Most of the time, Undone is a great show about a woman who becomes unstuck in time and is forced to confront and deal with various unresolved issues between her and her family and friends. But then sometimes, the show interrupts all that to tell me that maybe this is actually a show about an unmedicated schizophrenic whose life is spiralling out of control. I don't want to watch that second show.

And honestly? The show would work just as well without the schizophrenia subplot. You still have Alma unstuck in time dealing with all her sh*t, you still have the backstory of her dad's weird shaman experiments, you still have her friends and family confused by her weird behaviour, it all still works. There's still plenty of drama in that show.

Hell I'm even fine with the uncertain ending, that's a common enough trope in magical realism. I just wish they'd omitted the "schizophrenia or superpowers" part, I think it makes the show worse and it does a disservice to people who actually struggle with mental illness.

I just finished Undone as well. I enjoyed the process of watching it, was hooked the whole way, but the 'is it real or not' bugged me too. The show has a lot to like about it. The characters are great, the look is good. I watched the whole thing in one sitting, which isn't too hard to do. I think the total is 4 hours.

Spoiler:

It does take you on a frustrating arc. Mid-season, the 'magic' seems undoubtedly real. She connects with that security guard and knows things she can't possibly know. Maybe if you go through that scene frame by frame you can find the guard's sister's name (daughter? I forget) Side note, the back and forth between the guard and Sam is great.
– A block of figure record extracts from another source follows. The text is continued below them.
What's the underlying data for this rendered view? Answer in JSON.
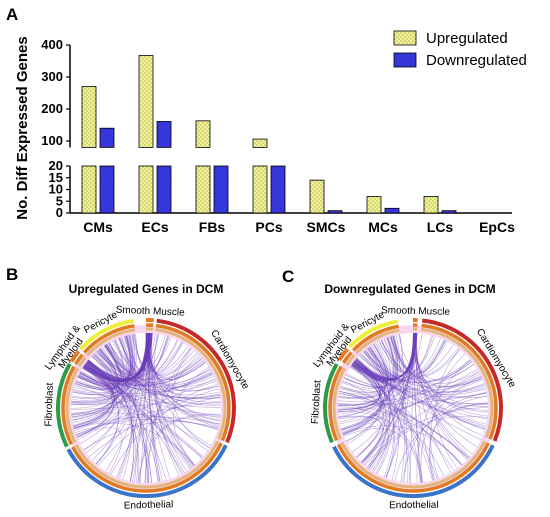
{
  "panels": {
    "a_letter": "A",
    "b_letter": "B",
    "c_letter": "C"
  },
  "colors": {
    "upregulated": "#f2f291",
    "downregulated": "#3d3df2",
    "chord_purple": "#6a3fb8",
    "ring_red": "#c42a2a",
    "ring_orange": "#e07b22",
    "ring_tan": "#dfb36a",
    "ring_blue": "#3a73c8",
    "ring_green": "#2f9a46",
    "ring_yellow": "#f0ee3a",
    "ring_pink": "#f6c4e8"
  },
  "chart_data": [
    {
      "type": "bar",
      "ylabel": "No. Diff Expressed Genes",
      "xlabel": "",
      "categories": [
        "CMs",
        "ECs",
        "FBs",
        "PCs",
        "SMCs",
        "MCs",
        "LCs",
        "EpCs"
      ],
      "series": [
        {
          "name": "Upregulated",
          "values": [
            270,
            367,
            163,
            106,
            14,
            7,
            7,
            0
          ]
        },
        {
          "name": "Downregulated",
          "values": [
            140,
            161,
            68,
            20,
            1,
            2,
            1,
            0
          ]
        }
      ],
      "y_axis_broken": true,
      "y_lower_range": [
        0,
        20
      ],
      "y_upper_range": [
        80,
        400
      ],
      "y_lower_ticks": [
        "0",
        "5",
        "10",
        "15",
        "20"
      ],
      "y_upper_ticks": [
        "100",
        "200",
        "300",
        "400"
      ],
      "legend_position": "top-right",
      "grid": false
    },
    {
      "type": "chord",
      "title": "Upregulated Genes in DCM",
      "sectors": [
        "Smooth Muscle",
        "Cardiomyocyte",
        "Endothelial",
        "Fibroblast",
        "Lymphoid & Myeloid",
        "Pericyte"
      ]
    },
    {
      "type": "chord",
      "title": "Downregulated Genes in DCM",
      "sectors": [
        "Smooth Muscle",
        "Cardiomyocyte",
        "Endothelial",
        "Fibroblast",
        "Lymphoid & Myeloid",
        "Pericyte"
      ]
    }
  ]
}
The last 3rd of the season basically forces you to doubt everything you're seeing and doubt the prior 2 3rds of the season and it would have been find if that was the direction they chose to go and end it that way, with Alma taking her pills. To take the last 20 seconds and then just (probably) essentially flip that last third again asks too much of me, I think.

Even then, only Alma sees whatever she's seeing, so it's again doubtable.

I'm loving Undone so far. Love the rotoscoping work, and Salazar is great as usual.

I haven't got to the negative stuff yet though.

BadKen wrote:

I'm loving Undone so far. Love the rotoscoping work, and Salazar is great as usual.

I haven't got to the negative stuff yet though.

I finished it yesterday, and really enjoyed it.

Just finished Carnival Row. I enjoyed it overall. The world building including sets and costuming was great. The actors did a good job. The script was only ok though. The weak point was a very by the numbers plot with all the “twists” pretty easy to see coming. The dialogue was costume drama cliche. Still, I’ll probably watch a second season if there is one.

Anyone talking about fleabag?
Because it is the first show in a long time that makes me guffaw and/or spit-take.
The nose punching episode was effing brilliant!

There was some chatter a couple of months ago. Great and interesting show!

I enjoyed season 2 of Fleabag a lot more than 1, but both were excellent.

I finished Undone and thoroughly enjoyed it. The creators used the medium VERY effectively to enhance the story.

This has set me on a Rosa Salazar binge, and I found on Amazon the 2015 movie Night Owls. It is a wonderful little film, only five actors and two locations. It was shot mostly in a big house they found on airbnb. What really makes it shine is the writing and acting of the two main characters. Critics adored it: 100% on RT.

HIGHLY recommended. Watch Night Owls. I suggest going in blind, as most of the reviews I read after watching laid bare the movie's finer points. Adult themes and language so wait 'til the kids are asleep.